Uma pesquisa em andamento no Museu de Arqueologia e Etnologia (MAE) da USP deu origem ao primeiro panorama sobre a arqueologia de povos indígenas no território que compreende o atual Estado de São Paulo. O mapa interativo apresenta ao usuário uma visão espacial das diversas manifestações culturais indígenas presentes em território paulista.
“Estamos aqui tratando dos vestígios de materiais associados a grupos indígenas que ocuparam esta porção do Continente Americano desde tempos imemoriais. Não temos em nossos bancos de dados sítios associados ao contato com o elemento europeu ou africano”, explicam os pesquisadores do Laboratório Interdisciplinar de Pesquisas em Evolução, Cultura e Meio Ambiente (Levoc) do MAE, responsáveis pelo mapa. O grupo justifica utilizar o termo “indígenas” ao invés de “pré-coloniais” por um motivo simples: o recorte não é cronológico, mas cultural.
Resultado de um Projeto Temático da Fundação de Amparo à Pesquisa do Estado de São Paulo (Fapesp), o mapa conta com mais de 2 mil dados que foram cadastrados, até o lançamento, a partir de um banco de dados produzido com a compilação de teses, artigos e relatórios, além de informações coletadas no Instituto do Patrimônio Histórico e Artístico Nacional (Iphan) e na biblioteca do MAE. O banco de dados que alimenta o mapa será regularmente atualizado, podendo ampliar as informações disponíveis. “No banco de dados podem ser consultados desde os sítios pré-coloniais até sítios mais recentes, do início do século 20. É a primeira compilação que unifica todas as informações, nunca tivemos isso e é um grande avanço tanto para o conhecimento científico quanto para a comunidade em geral”, afirma Letícia Corrêa, historiadora pela Universidade Metodista de Piracicaba (Unimep), mestre e doutora em arqueologia pelo MAE e uma das pesquisadoras envolvidas na criação do mapa.
O banco de dados foi criado utilizando coordenadas de localização UTM e dados WGS 84, disponíveis em aparelhos de GPS. Em sítios arqueológicos mais antigos, cuja localização não é precisa, o grupo de pesquisa optou por fornecer as coordenadas do centro do município onde se situa. Um dos diferenciais do mapa arqueológico criado no MAE é a preocupação em apresentar a filiação cultural, informando sempre que possível o grupo indígena e o tipo de artefato encontrado, como pedras, lascas ou cerâmicas.

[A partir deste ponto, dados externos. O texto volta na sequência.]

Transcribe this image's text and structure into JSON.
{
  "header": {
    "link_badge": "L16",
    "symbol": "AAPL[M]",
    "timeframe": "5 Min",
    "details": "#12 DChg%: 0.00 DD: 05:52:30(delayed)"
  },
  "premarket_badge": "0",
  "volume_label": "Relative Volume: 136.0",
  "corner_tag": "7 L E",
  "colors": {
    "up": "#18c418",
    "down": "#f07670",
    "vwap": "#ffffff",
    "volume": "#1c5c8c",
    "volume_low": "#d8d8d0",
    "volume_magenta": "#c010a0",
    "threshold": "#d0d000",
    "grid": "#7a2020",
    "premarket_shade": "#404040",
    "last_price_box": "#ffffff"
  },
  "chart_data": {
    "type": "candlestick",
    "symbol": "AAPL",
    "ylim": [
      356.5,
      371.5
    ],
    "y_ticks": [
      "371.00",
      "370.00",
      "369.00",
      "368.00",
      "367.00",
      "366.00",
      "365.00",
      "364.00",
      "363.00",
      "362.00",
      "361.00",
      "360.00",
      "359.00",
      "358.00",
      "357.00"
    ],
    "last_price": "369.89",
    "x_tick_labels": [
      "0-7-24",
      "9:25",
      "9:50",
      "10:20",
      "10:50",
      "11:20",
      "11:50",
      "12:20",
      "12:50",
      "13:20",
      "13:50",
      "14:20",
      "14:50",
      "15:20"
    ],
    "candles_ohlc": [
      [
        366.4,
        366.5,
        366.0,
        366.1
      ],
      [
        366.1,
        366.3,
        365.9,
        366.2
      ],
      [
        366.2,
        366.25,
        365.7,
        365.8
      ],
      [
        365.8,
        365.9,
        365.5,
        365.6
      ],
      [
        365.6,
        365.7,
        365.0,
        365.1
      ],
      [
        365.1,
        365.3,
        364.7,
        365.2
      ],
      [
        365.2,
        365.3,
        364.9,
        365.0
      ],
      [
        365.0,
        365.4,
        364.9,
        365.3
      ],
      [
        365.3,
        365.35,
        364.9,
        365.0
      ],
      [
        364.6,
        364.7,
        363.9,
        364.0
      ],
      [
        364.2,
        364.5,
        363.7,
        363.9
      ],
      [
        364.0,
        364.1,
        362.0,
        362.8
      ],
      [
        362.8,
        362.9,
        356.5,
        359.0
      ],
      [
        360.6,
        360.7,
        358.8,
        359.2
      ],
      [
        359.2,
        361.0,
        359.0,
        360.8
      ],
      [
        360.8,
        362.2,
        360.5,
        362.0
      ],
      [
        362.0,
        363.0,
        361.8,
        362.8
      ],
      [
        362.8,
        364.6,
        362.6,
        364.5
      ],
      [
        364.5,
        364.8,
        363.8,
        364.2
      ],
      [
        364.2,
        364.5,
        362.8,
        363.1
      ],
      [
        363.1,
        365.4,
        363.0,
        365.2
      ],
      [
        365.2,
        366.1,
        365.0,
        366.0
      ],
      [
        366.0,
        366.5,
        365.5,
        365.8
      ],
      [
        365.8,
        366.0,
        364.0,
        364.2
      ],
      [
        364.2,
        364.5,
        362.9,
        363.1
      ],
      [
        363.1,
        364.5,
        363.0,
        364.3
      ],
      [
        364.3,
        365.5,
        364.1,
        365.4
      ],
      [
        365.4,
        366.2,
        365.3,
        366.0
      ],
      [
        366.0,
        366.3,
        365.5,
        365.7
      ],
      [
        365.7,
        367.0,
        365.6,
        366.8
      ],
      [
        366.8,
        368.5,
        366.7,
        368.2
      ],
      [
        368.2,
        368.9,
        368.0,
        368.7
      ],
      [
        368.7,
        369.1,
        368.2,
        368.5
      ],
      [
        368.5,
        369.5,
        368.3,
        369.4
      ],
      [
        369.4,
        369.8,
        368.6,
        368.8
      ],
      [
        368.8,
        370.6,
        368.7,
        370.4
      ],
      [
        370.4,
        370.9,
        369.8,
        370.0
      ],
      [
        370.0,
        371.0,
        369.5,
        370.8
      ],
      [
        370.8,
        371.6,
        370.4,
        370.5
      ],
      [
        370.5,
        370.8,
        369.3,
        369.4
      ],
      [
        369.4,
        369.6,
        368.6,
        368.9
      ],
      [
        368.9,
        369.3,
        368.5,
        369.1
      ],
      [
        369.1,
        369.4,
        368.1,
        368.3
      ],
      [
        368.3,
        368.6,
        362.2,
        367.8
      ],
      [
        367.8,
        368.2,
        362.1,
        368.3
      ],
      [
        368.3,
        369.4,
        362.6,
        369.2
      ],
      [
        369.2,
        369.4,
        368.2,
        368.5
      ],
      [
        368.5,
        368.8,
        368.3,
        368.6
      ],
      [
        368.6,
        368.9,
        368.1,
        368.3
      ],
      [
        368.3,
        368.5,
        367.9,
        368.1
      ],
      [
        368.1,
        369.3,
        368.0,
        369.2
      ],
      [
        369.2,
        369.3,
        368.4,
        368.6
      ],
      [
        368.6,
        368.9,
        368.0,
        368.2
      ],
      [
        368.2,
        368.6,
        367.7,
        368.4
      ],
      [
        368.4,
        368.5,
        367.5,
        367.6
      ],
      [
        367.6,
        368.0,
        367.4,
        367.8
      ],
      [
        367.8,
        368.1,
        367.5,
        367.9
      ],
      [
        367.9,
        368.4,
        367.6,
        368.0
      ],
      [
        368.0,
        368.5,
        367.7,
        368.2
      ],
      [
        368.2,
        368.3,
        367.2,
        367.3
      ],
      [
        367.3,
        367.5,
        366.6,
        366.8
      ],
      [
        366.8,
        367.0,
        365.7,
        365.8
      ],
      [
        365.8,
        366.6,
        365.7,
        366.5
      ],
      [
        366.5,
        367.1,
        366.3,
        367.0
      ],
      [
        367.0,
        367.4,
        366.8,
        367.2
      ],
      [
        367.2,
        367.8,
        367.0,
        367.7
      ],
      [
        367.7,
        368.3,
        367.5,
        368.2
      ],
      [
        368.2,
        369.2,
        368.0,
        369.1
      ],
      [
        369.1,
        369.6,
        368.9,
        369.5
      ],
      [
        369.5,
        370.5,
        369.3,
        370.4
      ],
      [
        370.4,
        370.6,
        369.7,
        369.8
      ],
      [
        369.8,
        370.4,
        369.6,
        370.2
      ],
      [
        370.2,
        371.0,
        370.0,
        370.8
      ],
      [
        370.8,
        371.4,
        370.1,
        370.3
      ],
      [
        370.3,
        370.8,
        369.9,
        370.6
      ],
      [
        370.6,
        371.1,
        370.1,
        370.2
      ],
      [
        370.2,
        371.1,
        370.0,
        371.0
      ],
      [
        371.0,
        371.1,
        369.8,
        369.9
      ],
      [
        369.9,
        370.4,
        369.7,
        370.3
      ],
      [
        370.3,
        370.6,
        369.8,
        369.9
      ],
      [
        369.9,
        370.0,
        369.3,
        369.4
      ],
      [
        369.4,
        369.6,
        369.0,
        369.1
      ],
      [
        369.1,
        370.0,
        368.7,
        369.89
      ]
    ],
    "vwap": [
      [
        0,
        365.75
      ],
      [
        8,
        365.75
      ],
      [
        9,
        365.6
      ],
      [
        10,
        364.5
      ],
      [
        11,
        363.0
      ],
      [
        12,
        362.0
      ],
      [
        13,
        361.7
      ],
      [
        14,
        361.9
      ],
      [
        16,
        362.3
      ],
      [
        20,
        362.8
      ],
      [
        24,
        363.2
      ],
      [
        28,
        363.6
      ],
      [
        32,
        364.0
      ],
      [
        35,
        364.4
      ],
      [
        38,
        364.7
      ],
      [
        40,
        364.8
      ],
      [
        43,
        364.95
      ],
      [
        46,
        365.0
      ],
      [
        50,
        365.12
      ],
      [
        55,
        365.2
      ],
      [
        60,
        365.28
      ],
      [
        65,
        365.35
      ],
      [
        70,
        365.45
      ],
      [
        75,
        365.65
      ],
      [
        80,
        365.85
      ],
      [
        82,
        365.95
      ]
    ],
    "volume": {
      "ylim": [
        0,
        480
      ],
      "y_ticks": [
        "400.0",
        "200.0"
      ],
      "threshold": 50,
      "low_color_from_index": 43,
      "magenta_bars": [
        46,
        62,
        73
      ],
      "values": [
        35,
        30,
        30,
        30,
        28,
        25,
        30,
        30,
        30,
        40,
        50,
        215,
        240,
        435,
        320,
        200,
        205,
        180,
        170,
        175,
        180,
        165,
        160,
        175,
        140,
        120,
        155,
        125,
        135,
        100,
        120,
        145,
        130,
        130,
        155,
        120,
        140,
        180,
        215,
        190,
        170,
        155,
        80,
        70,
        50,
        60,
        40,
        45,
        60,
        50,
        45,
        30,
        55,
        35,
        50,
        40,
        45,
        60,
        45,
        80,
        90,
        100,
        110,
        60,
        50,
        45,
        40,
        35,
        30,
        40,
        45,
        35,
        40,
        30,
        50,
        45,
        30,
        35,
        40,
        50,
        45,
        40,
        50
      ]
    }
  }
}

Para Astolfo Araújo, geólogo pelo Instituto de Geociências (IGc) da USP, mestre e doutor em arqueologia pelo MAE e coordenador do Levoc, a concepção do mapa só foi possível graças à interdisciplinaridade e colaboração entre diferentes áreas do conhecimento. Mas reforça a importância de se valorizar a informação advinda dos próprios povos tradicionais de cada território mapeado. “Esse é um problema com o qual nos deparamos: infelizmente uma quantidade significativa de sítios foi cadastrada sem nenhuma informação sobre sua filiação cultural. Isso até seria aceitável nos primórdios da arqueologia brasileira, digamos até os anos 1960, mas de lá para cá já há um grande volume de conhecimentos e a atribuição dos sítios a algum referente cultural é quase uma obrigação”, afirma ele acrescentando que diversos municípios do interior estão cadastrados entre eles a cidade de Iracemápolis.
Araújo explica que, a partir de cada relação entre local e tradição arqueológica determinada pelo mapeamento, fica mais fácil compreender e visualizar quais áreas eram ocupadas por cada povo indígena.
“A arqueologia tem um potencial enorme para dialogar com os grupos indígenas. Quando vemos algumas exposições, a impressão é que esses grupos não têm passado. Você nunca vê uma peça arqueológica exposta para mostrar como a presença deles é antiga”, completa o geólogo.